OpenAI Spud Day 4: Still Not Live — Polymarket at 78%

Abhishek GautamApril 17, 20265 min read

OpenAI Spud Day 4: Still Not Live — Polymarket at 78%

Quick summary

OpenAI Spud has not launched through April 17. Polymarket today window hits 78%. What the delay reveals about GPT-5 codename strategy and competitive pressure.

What We Know About Spud

The Spud codename first appeared in reliable internal leak channels on April 13 — the same day the Hormuz blockade activated and dominated global news cycles. That timing may not be coincidental.

OpenAI has a well-documented pattern of holding major releases when geopolitical news cycles are saturated. The reasoning is straightforward: a GPT-5 class release on April 13 would have competed for attention with the Iran blockade activation across every developer and tech outlet simultaneously. A delayed release into a calmer news cycle captures more sustained coverage.

The Spud leaks described a multimodal model with extended context window and significantly improved coding benchmarks compared to GPT-4o. Internal evaluation scores showed strong improvement on SWE-bench (the primary software engineering benchmark) — the specific benchmark where Claude 3.7 Sonnet currently leads.

Why the Delay Pattern Matters

Day 1 delay: possible technical hold.

Day 2 delay: news cycle management.

Day 3 delay: strategic timing.

Day 4 delay: something changed.

Four days is outside the normal OpenAI pre-release staging window. When OpenAI has a model ready to ship, they typically execute within 48 hours of the internal green-light. A four-day delay at the Spud stage suggests one of three scenarios.

Scenario A — Last-mile safety evaluation: OpenAI's safety team flagged something that required additional red-teaming. Given the improved coding capabilities in Spud, jailbreak evaluation for code generation takes time. This is the most procedurally normal scenario.

Scenario B — Competitive timing recalculation: Google DeepMind announced a Gemini update during the April 13-17 window. If Spud's benchmarks do not cleanly beat the updated Gemini on key metrics, releasing into a fresh Gemini announcement is suboptimal. OpenAI may be waiting for the Gemini coverage cycle to fade.

Scenario C — API infrastructure scaling: A GPT-5 class release requires significant API capacity pre-provisioning. The geopolitical uncertainty since April 13 may have delayed the final capacity allocation decision that had to happen before launch authorisation.
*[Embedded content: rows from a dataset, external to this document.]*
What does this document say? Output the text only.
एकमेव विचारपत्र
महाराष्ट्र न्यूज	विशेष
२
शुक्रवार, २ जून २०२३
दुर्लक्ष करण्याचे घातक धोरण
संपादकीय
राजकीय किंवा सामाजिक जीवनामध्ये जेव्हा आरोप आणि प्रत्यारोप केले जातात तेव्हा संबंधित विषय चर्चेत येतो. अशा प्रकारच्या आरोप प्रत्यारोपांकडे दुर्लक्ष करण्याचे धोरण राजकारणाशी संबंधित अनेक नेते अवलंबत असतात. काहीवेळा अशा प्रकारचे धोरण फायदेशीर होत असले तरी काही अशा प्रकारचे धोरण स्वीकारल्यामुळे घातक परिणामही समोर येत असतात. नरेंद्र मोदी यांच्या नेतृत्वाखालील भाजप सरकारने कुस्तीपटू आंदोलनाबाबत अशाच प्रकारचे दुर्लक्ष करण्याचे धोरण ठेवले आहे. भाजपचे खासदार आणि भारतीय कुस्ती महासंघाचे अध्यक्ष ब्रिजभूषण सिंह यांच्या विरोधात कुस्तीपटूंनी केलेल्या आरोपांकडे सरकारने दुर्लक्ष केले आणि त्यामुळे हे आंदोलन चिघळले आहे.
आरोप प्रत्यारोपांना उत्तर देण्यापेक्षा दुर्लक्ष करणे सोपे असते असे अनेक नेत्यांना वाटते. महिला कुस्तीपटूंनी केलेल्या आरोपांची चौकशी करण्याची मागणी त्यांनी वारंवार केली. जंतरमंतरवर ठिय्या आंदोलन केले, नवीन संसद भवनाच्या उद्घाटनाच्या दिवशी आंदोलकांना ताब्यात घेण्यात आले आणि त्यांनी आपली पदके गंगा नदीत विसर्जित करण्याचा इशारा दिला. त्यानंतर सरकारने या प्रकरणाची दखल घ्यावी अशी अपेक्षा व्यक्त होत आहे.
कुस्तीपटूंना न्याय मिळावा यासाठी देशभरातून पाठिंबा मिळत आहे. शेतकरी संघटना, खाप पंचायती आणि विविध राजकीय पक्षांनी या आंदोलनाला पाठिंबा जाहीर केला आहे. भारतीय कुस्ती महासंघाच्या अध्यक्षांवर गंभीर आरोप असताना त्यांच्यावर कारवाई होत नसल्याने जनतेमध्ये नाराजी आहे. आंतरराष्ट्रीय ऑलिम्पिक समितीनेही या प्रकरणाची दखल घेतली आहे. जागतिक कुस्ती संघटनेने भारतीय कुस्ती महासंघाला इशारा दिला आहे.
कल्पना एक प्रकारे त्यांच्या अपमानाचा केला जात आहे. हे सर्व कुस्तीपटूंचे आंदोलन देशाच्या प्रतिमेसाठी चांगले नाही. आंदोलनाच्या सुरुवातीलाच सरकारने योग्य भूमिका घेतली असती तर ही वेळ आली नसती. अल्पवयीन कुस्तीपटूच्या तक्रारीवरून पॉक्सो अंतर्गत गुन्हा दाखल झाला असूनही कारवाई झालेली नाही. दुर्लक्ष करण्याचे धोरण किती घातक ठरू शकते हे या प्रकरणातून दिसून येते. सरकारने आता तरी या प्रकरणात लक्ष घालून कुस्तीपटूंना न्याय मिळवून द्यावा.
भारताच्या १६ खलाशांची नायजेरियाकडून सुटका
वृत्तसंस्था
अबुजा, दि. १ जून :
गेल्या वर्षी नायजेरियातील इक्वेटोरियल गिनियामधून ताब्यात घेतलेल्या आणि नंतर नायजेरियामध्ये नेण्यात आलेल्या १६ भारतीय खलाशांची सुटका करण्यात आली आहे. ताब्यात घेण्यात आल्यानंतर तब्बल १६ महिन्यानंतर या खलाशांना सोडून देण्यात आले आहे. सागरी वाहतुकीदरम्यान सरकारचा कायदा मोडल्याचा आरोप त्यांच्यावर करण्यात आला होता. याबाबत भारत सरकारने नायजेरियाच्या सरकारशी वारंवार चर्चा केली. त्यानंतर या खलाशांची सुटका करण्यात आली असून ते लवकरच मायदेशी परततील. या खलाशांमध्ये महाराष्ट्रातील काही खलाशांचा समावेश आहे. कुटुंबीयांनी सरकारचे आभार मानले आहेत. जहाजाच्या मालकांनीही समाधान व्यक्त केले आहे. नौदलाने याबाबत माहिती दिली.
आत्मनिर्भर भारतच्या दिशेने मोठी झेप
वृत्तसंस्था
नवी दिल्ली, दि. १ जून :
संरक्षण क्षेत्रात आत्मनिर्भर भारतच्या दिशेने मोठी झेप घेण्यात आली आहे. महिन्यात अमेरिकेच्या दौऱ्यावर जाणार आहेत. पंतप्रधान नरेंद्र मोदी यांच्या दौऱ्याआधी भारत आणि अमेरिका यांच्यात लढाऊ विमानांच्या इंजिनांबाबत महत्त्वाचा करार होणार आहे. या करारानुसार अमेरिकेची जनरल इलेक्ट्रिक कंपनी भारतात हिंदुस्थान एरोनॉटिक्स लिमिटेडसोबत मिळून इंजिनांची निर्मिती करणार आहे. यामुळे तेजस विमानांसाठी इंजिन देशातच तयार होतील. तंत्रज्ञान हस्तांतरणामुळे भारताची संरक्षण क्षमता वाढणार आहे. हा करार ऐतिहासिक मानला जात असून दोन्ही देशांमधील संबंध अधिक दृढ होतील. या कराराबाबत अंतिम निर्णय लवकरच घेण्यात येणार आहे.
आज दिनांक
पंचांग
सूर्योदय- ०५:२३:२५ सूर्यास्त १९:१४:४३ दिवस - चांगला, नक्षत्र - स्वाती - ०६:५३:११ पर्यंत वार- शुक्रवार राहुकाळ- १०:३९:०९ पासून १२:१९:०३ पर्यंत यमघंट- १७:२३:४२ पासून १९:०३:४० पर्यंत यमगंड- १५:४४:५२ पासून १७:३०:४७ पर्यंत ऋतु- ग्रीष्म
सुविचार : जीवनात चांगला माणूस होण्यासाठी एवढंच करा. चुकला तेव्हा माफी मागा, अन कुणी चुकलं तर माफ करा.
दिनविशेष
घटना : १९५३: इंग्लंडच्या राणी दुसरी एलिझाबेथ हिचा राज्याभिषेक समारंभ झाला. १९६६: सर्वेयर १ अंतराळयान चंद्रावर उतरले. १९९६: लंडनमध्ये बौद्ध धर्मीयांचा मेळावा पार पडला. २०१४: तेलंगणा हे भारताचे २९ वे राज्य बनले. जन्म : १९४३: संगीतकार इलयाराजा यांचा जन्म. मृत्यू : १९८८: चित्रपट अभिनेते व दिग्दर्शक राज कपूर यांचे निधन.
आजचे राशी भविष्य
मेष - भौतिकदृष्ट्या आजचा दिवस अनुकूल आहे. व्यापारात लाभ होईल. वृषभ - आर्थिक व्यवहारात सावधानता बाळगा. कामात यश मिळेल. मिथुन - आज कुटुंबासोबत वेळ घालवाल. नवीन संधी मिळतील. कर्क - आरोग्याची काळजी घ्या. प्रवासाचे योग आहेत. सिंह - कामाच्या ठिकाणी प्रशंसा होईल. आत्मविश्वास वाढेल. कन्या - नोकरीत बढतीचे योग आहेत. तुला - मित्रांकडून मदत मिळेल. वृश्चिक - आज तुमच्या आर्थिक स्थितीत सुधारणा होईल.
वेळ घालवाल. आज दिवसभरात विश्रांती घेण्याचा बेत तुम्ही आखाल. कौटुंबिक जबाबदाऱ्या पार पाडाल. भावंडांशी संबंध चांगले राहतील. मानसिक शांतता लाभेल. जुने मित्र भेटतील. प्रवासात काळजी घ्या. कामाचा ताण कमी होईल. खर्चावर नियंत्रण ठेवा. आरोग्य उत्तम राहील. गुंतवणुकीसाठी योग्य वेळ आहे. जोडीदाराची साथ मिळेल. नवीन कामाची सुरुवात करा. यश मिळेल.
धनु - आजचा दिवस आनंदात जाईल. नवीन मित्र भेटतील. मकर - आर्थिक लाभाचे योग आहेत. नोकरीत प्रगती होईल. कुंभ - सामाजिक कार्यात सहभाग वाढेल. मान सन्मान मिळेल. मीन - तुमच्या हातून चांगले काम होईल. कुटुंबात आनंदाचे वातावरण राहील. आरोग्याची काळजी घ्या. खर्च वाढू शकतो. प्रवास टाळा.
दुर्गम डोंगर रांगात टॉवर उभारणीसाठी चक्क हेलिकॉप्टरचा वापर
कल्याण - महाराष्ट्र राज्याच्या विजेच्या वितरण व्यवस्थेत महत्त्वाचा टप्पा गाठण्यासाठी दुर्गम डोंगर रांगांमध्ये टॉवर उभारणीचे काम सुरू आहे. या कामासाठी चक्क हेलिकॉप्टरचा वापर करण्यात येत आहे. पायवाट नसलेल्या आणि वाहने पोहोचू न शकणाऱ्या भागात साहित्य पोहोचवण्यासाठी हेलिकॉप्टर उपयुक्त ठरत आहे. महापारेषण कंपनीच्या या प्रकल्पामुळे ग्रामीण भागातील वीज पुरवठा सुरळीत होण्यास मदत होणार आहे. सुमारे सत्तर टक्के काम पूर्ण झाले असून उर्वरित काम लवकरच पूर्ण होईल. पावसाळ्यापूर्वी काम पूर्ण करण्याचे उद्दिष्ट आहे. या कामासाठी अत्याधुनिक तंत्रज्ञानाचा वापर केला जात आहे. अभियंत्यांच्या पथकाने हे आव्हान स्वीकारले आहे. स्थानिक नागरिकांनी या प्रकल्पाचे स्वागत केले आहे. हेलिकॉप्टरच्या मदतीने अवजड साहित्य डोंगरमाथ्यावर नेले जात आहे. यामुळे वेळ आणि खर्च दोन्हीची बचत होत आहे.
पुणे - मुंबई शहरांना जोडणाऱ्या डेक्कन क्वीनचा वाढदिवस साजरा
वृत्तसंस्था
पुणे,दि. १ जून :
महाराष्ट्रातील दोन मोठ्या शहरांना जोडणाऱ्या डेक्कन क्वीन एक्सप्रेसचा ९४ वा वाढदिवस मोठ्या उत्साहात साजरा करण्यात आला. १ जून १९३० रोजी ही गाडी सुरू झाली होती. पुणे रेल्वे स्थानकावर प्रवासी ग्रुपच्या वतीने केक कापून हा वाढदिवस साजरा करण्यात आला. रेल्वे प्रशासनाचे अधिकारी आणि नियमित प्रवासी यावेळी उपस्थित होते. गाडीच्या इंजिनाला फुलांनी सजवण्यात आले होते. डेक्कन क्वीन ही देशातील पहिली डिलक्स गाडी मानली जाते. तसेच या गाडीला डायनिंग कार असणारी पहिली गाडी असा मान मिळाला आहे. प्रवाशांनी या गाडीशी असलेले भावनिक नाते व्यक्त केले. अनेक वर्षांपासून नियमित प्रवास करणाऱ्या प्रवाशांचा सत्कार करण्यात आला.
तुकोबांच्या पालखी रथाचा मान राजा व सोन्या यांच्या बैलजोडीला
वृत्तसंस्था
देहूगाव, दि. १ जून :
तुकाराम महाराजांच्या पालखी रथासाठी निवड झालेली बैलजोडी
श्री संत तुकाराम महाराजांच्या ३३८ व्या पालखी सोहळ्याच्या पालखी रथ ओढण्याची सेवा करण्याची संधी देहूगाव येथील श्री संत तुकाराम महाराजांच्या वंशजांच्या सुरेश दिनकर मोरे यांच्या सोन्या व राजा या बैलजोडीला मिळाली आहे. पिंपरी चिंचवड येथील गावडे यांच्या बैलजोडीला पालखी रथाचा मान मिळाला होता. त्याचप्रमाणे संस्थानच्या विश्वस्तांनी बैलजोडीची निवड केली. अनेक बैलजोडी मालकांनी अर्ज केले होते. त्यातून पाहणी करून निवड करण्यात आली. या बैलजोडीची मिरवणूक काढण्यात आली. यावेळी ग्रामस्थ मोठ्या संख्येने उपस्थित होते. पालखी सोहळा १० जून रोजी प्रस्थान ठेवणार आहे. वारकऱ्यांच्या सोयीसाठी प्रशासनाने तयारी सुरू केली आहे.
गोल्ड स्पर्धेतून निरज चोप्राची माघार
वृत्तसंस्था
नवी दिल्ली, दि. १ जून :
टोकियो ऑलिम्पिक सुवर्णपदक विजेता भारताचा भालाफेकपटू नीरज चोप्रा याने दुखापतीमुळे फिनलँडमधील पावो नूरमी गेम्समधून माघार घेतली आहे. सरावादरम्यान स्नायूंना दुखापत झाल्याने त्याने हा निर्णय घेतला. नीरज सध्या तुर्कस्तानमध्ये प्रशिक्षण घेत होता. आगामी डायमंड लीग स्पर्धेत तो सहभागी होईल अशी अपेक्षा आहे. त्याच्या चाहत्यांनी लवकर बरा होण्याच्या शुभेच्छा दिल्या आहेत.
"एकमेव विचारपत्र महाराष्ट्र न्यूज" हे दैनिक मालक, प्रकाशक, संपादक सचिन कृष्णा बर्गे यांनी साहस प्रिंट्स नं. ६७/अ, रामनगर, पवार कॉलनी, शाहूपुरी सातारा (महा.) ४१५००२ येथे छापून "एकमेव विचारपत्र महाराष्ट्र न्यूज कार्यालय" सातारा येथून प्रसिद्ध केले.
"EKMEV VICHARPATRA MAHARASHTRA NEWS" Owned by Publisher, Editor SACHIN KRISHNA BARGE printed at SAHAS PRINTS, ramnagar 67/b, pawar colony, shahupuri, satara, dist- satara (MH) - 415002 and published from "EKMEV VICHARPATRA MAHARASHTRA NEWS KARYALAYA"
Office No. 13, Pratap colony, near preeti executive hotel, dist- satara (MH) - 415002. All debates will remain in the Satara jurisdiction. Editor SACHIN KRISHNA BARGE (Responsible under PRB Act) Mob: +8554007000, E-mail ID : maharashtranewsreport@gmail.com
Polymarket participants currently assign Scenario A or C as most likely — both resolve today or tomorrow. Scenario B implies a longer delay, potentially into next week.

The Developer Impact Window

For developers, a four-day delay on a major model release creates a practical planning problem.

If you have been waiting to upgrade your API integration from GPT-4o to whatever Spud becomes — likely GPT-5 or GPT-4.5 in the public naming — you are now in the worst possible position: too late to plan around the old model, too early to build against the new one.

The practical advice: do not block any production deployment decisions on Spud's API availability. Build against GPT-4o or Claude 3.7 Sonnet depending on your use case. When Spud lands, the migration path from GPT-4o to GPT-5 will be API-compatible — OpenAI has maintained backward compatibility across every major model transition since GPT-3.5.

The Polymarket Signal

Polymarket prediction markets on AI model releases have been surprisingly accurate over the past 18 months. The 78% probability for an April 17 Spud launch reflects aggregated market information from participants who have stronger signals than public leaks — some combination of OpenAI employee option holder behaviour, infrastructure monitoring, and API probe analysis.

The market moved from 65% to 78% between 6am and 9am IST today. That move suggests new information entered the market in the past 6 hours that increased the probability of same-day launch. The most common catalyst for that type of move: OpenAI's internal status page showing the model in "launch ready" state, which certain participants monitor through API probing.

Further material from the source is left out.